佐野元春――。
言わずと知れた日本を代表するロックシンガー。そしてインターネットを通じて先駆的な試みを続けてきた人物としても知られる。国内の有名アーティストとして初めての公式ウェブサイト「Moto's Web Server(MWS)」を開設。初の楽曲の有料デジタル配信も実施した。
その姿勢はデビュー30周年を迎えた今も変わらない。今年3月にはイベントの模様をユーストリーム、ツイッターを活用して中継し、話題を集めた。
国内のCD出荷は11年連続でマイナス成長。今年創立100年を迎える日本最古のレコード会社のコロムビアミュージックエンタテインメントは1月、ネット企業「フェイス」の出資を受け、傘下に入った。エンターテイメント産業全体が大きな業態転換を迫られている。
音楽とインターネットの最先端を走り続けてきた佐野氏の目には今、どのような風景が映し出されているのか。MWSを通じて佐野氏のインターネットを通じた活動をサポートしてきた宮田正秀氏と今井健史氏にも同席してもらいながら、その思いに迫った。
(聞き手は広岡延隆=日経ビジネス記者)
個人が「生中継」をできるようになった
―― デビュー30周年を記念したイベント「アンジェリーナの日」のトークショーの模様をユーストリームとツイッターを使って配信しました。アーティストとしてどんなことを感じましたか。
佐野 30周年のアニバーサリーイベントですので東京近郊だけでなく、日本全国、海外のファンにも共有してほしいと思いました(編集部注:イベントは東京・恵比寿で開催)。

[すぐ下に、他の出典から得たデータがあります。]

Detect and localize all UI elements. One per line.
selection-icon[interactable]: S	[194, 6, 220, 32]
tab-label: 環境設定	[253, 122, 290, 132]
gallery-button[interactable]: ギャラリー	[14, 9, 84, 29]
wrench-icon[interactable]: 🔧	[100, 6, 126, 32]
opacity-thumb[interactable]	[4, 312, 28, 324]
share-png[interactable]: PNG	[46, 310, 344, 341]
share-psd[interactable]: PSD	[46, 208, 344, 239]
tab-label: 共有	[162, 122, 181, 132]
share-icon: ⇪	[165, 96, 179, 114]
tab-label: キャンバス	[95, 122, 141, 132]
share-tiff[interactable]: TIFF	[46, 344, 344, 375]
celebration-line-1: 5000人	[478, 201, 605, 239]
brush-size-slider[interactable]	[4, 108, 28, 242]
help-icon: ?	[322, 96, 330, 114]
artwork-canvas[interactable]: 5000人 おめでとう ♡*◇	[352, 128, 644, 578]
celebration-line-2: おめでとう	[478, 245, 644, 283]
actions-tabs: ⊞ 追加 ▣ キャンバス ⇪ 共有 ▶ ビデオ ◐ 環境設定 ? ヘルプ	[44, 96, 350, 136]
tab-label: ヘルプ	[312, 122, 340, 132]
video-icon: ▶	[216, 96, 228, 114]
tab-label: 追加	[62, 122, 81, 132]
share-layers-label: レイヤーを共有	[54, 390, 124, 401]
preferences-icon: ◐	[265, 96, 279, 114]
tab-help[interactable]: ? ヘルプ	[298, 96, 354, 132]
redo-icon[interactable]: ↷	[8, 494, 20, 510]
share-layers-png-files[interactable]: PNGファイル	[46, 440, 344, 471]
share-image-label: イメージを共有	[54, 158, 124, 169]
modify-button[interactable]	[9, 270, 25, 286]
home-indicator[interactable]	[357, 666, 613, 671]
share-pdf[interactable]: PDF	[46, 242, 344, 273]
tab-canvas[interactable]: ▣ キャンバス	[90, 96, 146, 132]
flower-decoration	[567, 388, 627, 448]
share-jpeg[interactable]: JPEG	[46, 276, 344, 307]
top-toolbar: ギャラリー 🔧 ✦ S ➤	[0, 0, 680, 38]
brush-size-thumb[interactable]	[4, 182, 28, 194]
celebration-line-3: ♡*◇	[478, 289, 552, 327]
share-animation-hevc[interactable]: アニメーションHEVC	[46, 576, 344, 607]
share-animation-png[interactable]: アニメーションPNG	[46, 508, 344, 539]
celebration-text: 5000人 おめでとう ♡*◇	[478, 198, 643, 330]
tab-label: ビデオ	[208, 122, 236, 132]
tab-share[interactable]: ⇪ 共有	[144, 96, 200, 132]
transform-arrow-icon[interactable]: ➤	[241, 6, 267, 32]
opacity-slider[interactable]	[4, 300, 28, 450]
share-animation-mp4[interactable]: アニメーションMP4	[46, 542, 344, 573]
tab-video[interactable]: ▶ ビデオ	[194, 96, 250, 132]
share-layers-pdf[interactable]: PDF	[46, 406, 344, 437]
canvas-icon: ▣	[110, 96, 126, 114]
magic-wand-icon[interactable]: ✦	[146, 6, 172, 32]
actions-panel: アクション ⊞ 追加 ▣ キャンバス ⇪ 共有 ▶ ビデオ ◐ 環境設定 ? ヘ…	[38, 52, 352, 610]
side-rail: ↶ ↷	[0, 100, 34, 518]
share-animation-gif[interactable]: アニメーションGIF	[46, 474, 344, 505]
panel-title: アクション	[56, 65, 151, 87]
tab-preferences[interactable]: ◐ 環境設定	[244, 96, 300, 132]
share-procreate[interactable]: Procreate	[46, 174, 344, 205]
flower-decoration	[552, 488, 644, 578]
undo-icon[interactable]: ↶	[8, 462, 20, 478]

テレビ放送を使って生中継をするのは、個人の力では無理ですよね。でも、今やそれと同等のことがインターネットで簡単にできるようになった。ここに社会の大きな変化を感じます。
我々アーティストは社会の変化の中で生きて創作していますから、人と人とを結ぶインターネット・サイエンスには敏感にならざるを得ない。1つのキャンバスを与えられたのですから、そこでどのように音楽ファンと自分を結ぼうかと考えるのは当然です。
その第1回目の実験をMWSが実現してくれました。僕もそのアーカイブを見て素晴らしいと思いましたね。
レコード会社に代わりアーティストがやる時代
佐野 ユーチューブやユーストリーム、ツイッターを活用した中継やアーカイブは、従来のレコード会社に代わって、アーティストが率先して自らやる時代になった。
CDが売れなくなり旧来型レコードビジネスは非常に厳しい状況です。その中で何か新しいものを見つけるという、未来への希望の旅ですよね。クリエーターと音楽リスナーのため、文化のためです。
レコード会社やアーティストなど、それぞれが知恵を出しあって実践すればいい。そう思っています。